The final US College Hockey Online Poll of the season was released this weekend, and both ECAC teams slipped, Clarkson finishing the season down two spots to sixth and Yale down three to tenth. Princeton also received a few votes. Those three teams are also atop the ECAC statistically in the Ratings Percentage Index and pairwise rankings, based on the NCAA selection criteria:

 Team           RPI  Rk  PWR  Rk
Clarkson       .570  #6   11  #7
Yale           .543 #11    8 #11
Princeton      .518 #16    7 #12
Harvard        .507 #20 
RPI            .498 #23    0 #19
Brown          .488 #26 
Cornell        .483 #28 
Colgate        .480 #29 
Dartmouth      .454 #33 
St Lawrence    .451 #34 
Vermont        .442 #36 
Union          .382 #42 

Yale and Princeton received automatic bids to the NCAA tournament as regular season and tournament champions of the ECAC, while Clarkson received an at-large bid.

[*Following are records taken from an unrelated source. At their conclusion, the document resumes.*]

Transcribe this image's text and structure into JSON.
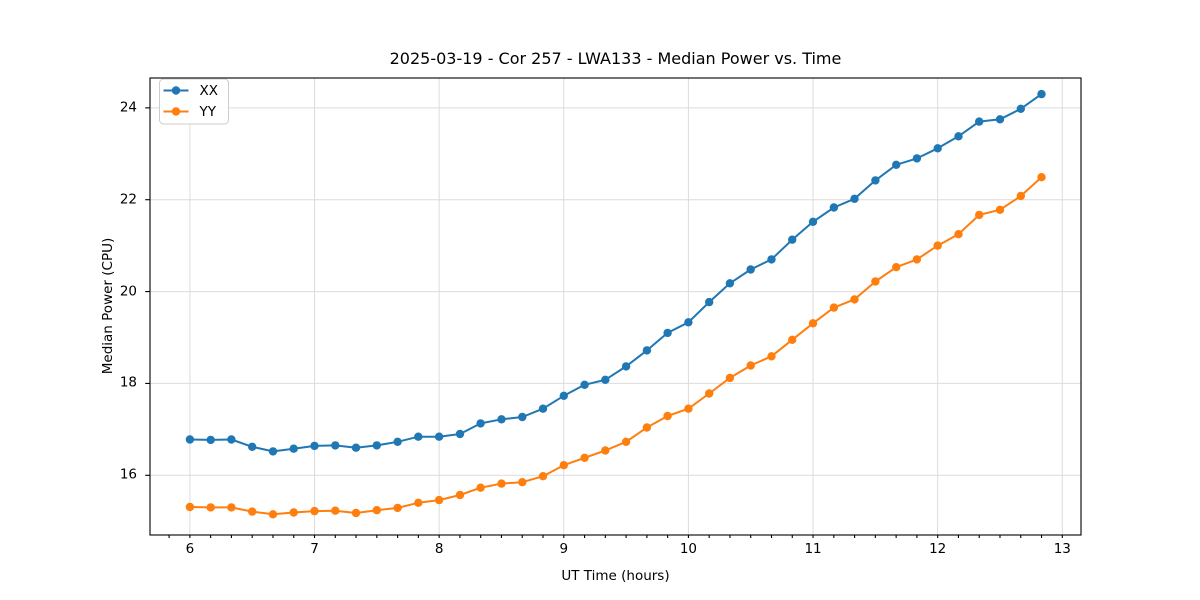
{
  "chart_data": {
    "type": "line",
    "title": "2025-03-19 - Cor 257 - LWA133 - Median Power vs. Time",
    "xlabel": "UT Time (hours)",
    "ylabel": "Median Power (CPU)",
    "xlim": [
      5.68,
      13.15
    ],
    "ylim": [
      14.7,
      24.65
    ],
    "x_major_ticks": [
      6,
      7,
      8,
      9,
      10,
      11,
      12,
      13
    ],
    "x_minor_step": 0.1666667,
    "y_major_ticks": [
      16,
      18,
      20,
      22,
      24
    ],
    "grid": true,
    "legend_position": "upper left",
    "x": [
      6.0,
      6.167,
      6.333,
      6.5,
      6.667,
      6.833,
      7.0,
      7.167,
      7.333,
      7.5,
      7.667,
      7.833,
      8.0,
      8.167,
      8.333,
      8.5,
      8.667,
      8.833,
      9.0,
      9.167,
      9.333,
      9.5,
      9.667,
      9.833,
      10.0,
      10.167,
      10.333,
      10.5,
      10.667,
      10.833,
      11.0,
      11.167,
      11.333,
      11.5,
      11.667,
      11.833,
      12.0,
      12.167,
      12.333,
      12.5,
      12.667,
      12.833
    ],
    "series": [
      {
        "name": "XX",
        "color": "#1f77b4",
        "values": [
          16.78,
          16.77,
          16.78,
          16.62,
          16.52,
          16.58,
          16.64,
          16.65,
          16.6,
          16.65,
          16.73,
          16.84,
          16.84,
          16.9,
          17.13,
          17.22,
          17.27,
          17.45,
          17.73,
          17.97,
          18.08,
          18.37,
          18.72,
          19.1,
          19.33,
          19.77,
          20.18,
          20.48,
          20.7,
          21.13,
          21.52,
          21.83,
          22.02,
          22.42,
          22.76,
          22.9,
          23.12,
          23.38,
          23.7,
          23.75,
          23.98,
          24.3
        ]
      },
      {
        "name": "YY",
        "color": "#ff7f0e",
        "values": [
          15.31,
          15.3,
          15.3,
          15.21,
          15.15,
          15.19,
          15.22,
          15.23,
          15.18,
          15.24,
          15.29,
          15.4,
          15.46,
          15.57,
          15.73,
          15.82,
          15.85,
          15.98,
          16.22,
          16.38,
          16.54,
          16.73,
          17.04,
          17.29,
          17.45,
          17.78,
          18.12,
          18.39,
          18.59,
          18.95,
          19.31,
          19.65,
          19.83,
          20.22,
          20.53,
          20.7,
          21.0,
          21.25,
          21.67,
          21.78,
          22.08,
          22.49
        ]
      }
    ],
    "colors": {
      "grid": "#dcdcdc",
      "spine": "#000000",
      "legend_border": "#cccccc",
      "background": "#ffffff"
    }
  }
}
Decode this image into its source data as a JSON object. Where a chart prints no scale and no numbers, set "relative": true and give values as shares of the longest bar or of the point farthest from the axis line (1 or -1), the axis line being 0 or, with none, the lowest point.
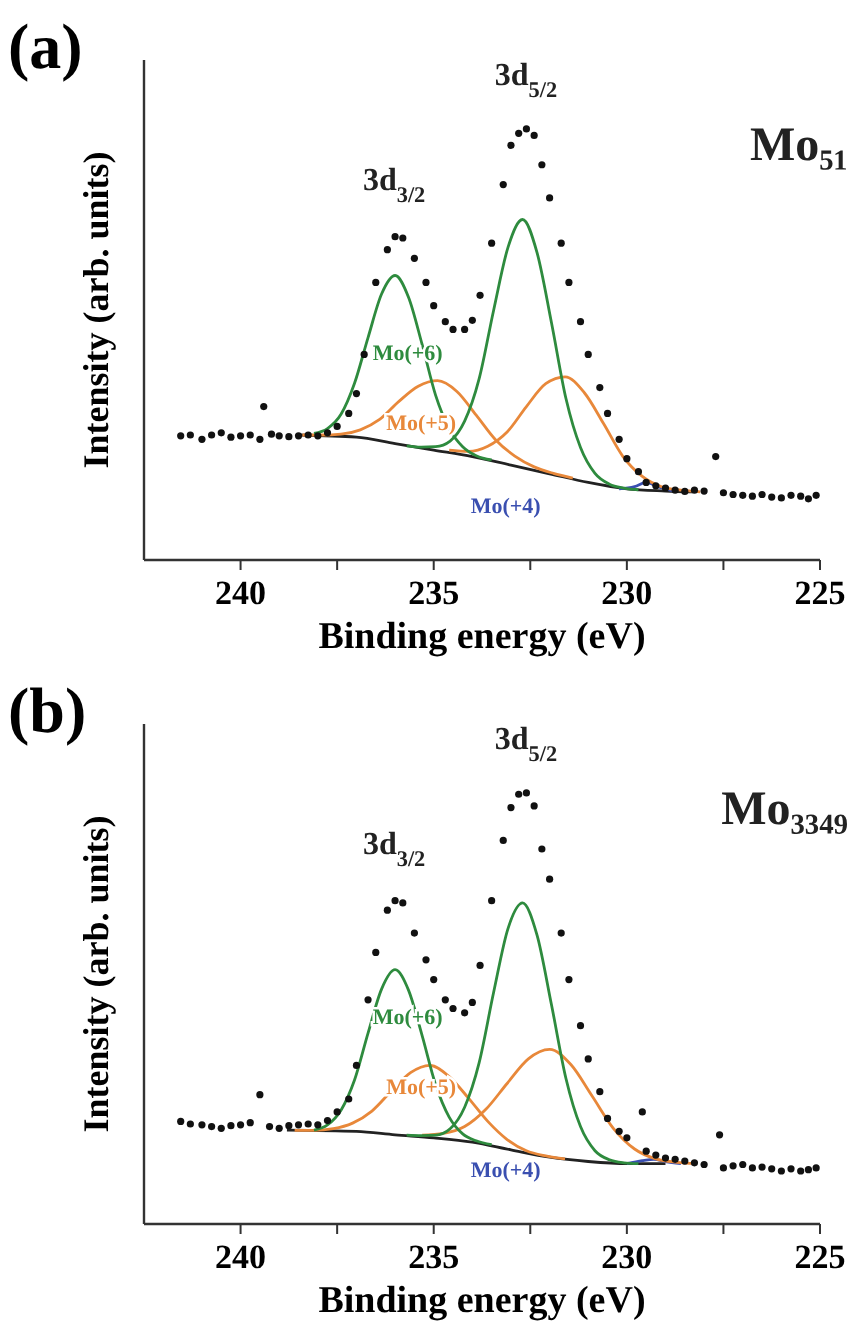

Clarkson was edged out by Hockey East champion Boston College for the second Eastern bye. A detailed discussion of how the tournament was seeded can be found here.

Upcoming Games

Three teams move on to the NCAA tournament. Yale and Princeton will play in the West regional in Ann Arbor, where the Elis will face CCHA tournament runners-up Ohio State at 5pm EST Friday, followed at 8:30 by Princeton's battle with the #2 team in the CCHA regular season, regional host Michigan. Clarkson will see action in the East Regional at The Arena Formerly Known as Knickerbocker in Albany, taking on WCHA at-large team Colorado College in a noontime tilt Saturday. That night, if the Ivies survive their Friday night contests, they'll fight for a trip to the Frozen Four, Yale at 2 against CCHA champion Michigan State and Princeton at 4 against North Dakota, winner of the WCHA's McNaughton Cup. Sunday afternoon, Clarkson has a 2pm date with Boston College. The Knights will need to win Saturday to make the the appointment, while the Eagles have earned a free ride along with their Hockey East tournament title.

All eight games in both regionals are being televised on pay-per-view to subscribers of DirecTV and the Dish Network, and some will also make it onto assorted broadcast and cable outlets. In addition to that and the on-line radio broadcasts by some of the teams, the four East Regional games are being broadcast via RealAudio by WRPI.